Frequently asked questions
The best car insurance company in New Jersey is different for every driver. Some drivers want a company with great customer service, some are looking for the best discounts and others are simply looking for the cheapest rate. To find the best car insurance company for your needs, shop around and compare providers based on the factors that are important to you.
Car insurance companies look at many rating factors when calculating premiums. Your driving record, ZIP code, vehicle and credit score can all impact your rate in New Jersey. Since every driver comes from a unique background, there is not one car insurance company that will be the least expensive for all drivers. However, our extensive research shows that some of the cheapest car insurance companies in New Jersey are NJM, Amica and Selective.
The annual average cost of car insurance in New Jersey is $2,555 for a full coverage policy and $1,029 for a minimum coverage policy, compared to the national average of $2,543 for full coverage and $740 for minimum. Additionally, how much you pay for car insurance depends on your rating factors. One of the best ways to ensure you get the cheapest rate possible is to shop around at your renewal.
New Jersey law requires that insurers provide a paper or electronic New Jersey Insurance Identification Card. The card must contain the insurance company’s name, your name and address, the policy number, its effective and expiration dates, a vehicle description (make model, and VIN), a heading of “State of New Jersey Insurance Identification Card,” the insurance company code and the name and address of the company or office issuing the card.

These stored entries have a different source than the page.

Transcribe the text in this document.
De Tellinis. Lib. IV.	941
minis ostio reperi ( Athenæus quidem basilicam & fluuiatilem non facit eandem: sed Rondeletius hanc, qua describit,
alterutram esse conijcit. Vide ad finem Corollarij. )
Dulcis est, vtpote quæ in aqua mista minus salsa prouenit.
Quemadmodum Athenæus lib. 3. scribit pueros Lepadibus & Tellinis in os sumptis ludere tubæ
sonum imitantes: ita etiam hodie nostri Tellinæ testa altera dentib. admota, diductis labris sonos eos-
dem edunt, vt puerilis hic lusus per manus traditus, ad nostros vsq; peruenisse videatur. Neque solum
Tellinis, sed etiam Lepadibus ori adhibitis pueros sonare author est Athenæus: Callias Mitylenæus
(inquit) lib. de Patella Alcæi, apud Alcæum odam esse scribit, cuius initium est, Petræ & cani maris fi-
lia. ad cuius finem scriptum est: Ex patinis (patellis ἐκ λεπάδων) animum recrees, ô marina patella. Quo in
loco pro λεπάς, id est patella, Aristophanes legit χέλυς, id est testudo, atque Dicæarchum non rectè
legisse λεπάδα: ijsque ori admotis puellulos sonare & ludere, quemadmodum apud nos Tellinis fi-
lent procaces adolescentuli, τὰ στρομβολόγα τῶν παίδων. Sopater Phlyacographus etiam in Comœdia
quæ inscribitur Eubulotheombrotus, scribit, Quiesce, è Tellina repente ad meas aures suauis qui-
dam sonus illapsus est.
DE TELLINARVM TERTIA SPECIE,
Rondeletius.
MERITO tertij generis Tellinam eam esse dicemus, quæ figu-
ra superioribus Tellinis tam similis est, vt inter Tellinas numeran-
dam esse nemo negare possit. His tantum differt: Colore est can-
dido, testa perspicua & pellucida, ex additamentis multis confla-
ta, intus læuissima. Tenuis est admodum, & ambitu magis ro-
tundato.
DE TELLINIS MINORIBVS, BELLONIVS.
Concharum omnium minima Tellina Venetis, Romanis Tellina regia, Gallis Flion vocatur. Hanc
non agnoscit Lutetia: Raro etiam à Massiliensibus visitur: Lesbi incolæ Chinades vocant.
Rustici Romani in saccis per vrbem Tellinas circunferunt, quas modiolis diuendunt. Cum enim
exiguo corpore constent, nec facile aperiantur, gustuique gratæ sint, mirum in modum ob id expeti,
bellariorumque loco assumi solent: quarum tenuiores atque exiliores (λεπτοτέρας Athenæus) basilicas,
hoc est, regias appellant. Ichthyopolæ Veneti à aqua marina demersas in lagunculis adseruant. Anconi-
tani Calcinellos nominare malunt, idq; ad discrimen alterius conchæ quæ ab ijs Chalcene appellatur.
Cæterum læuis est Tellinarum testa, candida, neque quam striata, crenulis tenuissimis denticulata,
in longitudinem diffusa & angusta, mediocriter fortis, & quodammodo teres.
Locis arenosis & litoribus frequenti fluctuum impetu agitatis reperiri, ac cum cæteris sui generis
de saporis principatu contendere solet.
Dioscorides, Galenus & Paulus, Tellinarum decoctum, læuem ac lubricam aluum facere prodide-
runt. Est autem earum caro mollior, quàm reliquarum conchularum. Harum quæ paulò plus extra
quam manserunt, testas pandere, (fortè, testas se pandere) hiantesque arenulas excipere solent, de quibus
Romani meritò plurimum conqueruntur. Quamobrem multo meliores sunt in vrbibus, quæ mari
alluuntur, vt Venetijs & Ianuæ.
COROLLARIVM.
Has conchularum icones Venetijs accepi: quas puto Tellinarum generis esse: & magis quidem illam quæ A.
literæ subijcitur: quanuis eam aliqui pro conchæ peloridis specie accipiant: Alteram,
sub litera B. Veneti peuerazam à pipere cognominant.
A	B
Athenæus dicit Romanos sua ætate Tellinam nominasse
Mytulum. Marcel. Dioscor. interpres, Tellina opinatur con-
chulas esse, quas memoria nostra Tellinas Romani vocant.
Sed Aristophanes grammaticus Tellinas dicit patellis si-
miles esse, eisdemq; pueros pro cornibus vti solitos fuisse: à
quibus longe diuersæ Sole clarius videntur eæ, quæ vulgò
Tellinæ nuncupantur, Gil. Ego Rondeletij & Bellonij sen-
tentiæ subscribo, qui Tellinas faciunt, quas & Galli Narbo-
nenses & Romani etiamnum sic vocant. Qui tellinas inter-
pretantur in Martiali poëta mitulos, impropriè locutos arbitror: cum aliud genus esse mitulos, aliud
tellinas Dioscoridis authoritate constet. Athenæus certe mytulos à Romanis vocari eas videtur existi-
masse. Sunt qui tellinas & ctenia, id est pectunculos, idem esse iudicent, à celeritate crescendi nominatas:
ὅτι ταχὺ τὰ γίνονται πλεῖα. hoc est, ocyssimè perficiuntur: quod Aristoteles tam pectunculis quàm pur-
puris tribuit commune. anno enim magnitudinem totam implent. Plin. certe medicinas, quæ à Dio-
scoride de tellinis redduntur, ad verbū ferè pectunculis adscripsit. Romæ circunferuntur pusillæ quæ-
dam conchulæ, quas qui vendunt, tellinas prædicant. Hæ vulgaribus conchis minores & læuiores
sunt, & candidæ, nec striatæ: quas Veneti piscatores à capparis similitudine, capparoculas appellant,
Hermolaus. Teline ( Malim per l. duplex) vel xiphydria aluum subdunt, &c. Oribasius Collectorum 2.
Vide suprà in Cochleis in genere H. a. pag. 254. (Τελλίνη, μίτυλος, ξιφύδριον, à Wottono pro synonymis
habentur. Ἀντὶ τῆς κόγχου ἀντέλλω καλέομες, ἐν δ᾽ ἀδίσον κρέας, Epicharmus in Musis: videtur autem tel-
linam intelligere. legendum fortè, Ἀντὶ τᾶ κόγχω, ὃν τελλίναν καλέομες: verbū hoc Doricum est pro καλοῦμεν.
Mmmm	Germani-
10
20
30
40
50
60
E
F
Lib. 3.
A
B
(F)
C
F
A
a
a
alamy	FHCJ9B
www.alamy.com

In August 2022, Governor Phil Murphy signed Bill S481 into law, which gradually increases the minimum liability coverage drivers in New Jersey must carry on a standard policy. Going forward, drivers in New Jersey must carry bodily injury and uninsured/underinsured motorist coverage with minimum limits of 25/50. In addition to these changes, the property damage liability limit increased from $5,000 to $25,000. For policies renewing on or after January 1, 2026, the minimum limit for these coverages will be 35/70. So far, no additional changes to the increased $25,000 property damage limit have been announced.